Alaska's main oil pipeline was still expected to restart this week with plans to bypass a leaking section that forced the line to shut down on Saturday, idling 12 percent of U.S. oil production, a source familiar with its operations said on Tuesday.

Trans Alaskan Pipeline System operator Alyeska expects to bypass a leaky area along the 630,000 barrel-per-day, 800-mile (1,280 kilometer) line by installing a substitute stretch of pipe, the industry source told Reuters. Alyeska will await approval from the U.S. Department of Transportation (DOT) before resuming operations, he added.

On Monday, DOT's Pipeline and Hazardous Materials Safety Administration said the pipeline would not need its approval to be repaired and restarted. Regulatory approval sometimes delays pipeline restarts.

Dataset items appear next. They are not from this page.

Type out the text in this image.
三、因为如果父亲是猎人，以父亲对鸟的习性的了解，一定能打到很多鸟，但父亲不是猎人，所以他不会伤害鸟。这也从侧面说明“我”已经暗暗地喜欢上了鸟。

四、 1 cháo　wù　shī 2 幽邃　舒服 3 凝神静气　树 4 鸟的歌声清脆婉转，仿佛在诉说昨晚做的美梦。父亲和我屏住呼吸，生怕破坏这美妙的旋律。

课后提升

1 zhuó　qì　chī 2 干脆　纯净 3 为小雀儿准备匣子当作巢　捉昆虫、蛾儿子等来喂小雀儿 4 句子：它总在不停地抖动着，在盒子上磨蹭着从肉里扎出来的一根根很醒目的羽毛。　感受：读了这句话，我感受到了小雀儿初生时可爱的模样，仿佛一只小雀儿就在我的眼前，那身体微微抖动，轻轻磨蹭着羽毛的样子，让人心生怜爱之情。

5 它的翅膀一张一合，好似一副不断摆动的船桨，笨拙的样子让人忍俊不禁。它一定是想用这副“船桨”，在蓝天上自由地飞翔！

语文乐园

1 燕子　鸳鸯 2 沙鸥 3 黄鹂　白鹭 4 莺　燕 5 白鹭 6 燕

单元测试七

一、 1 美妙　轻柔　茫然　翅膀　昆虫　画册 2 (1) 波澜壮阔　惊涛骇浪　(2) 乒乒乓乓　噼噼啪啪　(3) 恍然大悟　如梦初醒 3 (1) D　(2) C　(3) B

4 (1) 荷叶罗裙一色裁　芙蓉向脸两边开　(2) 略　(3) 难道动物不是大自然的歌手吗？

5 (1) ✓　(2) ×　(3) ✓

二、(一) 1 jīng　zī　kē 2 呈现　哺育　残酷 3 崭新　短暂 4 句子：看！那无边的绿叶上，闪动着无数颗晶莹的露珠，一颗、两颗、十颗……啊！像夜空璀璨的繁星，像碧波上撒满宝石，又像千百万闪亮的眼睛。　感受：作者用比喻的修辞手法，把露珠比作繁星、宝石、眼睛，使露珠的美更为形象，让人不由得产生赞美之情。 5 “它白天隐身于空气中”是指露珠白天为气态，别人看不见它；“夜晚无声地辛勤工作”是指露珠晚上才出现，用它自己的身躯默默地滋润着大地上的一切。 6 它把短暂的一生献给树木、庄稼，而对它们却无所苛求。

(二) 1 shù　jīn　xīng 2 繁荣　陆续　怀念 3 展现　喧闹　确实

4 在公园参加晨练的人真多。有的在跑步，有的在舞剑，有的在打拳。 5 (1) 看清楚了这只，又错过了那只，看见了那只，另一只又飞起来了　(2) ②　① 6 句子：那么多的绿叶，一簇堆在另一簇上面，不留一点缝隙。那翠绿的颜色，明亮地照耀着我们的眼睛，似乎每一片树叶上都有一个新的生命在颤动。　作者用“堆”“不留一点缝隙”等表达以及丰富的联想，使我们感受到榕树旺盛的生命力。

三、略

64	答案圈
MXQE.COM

TAPS leaked a small amount of oil into the basement of a booster pump station and was shut down over the weekend. Although the shutdown was expected to be short, it helped drive gains in world oil prices this week.

U.S. benchmark light crude for February delivery rose 2 percent to $91.03 a barrel on Tuesday.

The pipeline is usually able to restart quickly, even after a spill. Last May, when several thousand barrels of oil spilled into a pump station, the line was forced to shut down for less than four days.

According to an update issued on Monday night by the Alaska Department of Environmental Conservation, about 18 barrels of oil have been recovered by cleanup crews from the booster pump building. Tests indicate that the leak or leaks are in the discharge piping, the DEC said.

Crews are working to drain the existing discharge pipe, seal it off and install a 157-foot bypass line, the DEC said. Alyeska has chartered aircraft to deliver needed parts and equipment to the North Slope.

Alyeska is owned by the companies which operate on Alaska's North Slope -- BP owns about 47 percent of the venture, while ConocoPhillips and Exxon Mobil hold 28 percent and 20 percent respectively.

The shutdown of Alaska's main oil pipeline poses only a minor threat to U.S. crude supplies, but any snag delaying its restart could send West Coast refiners scrambling for substitute crude and drive up prices.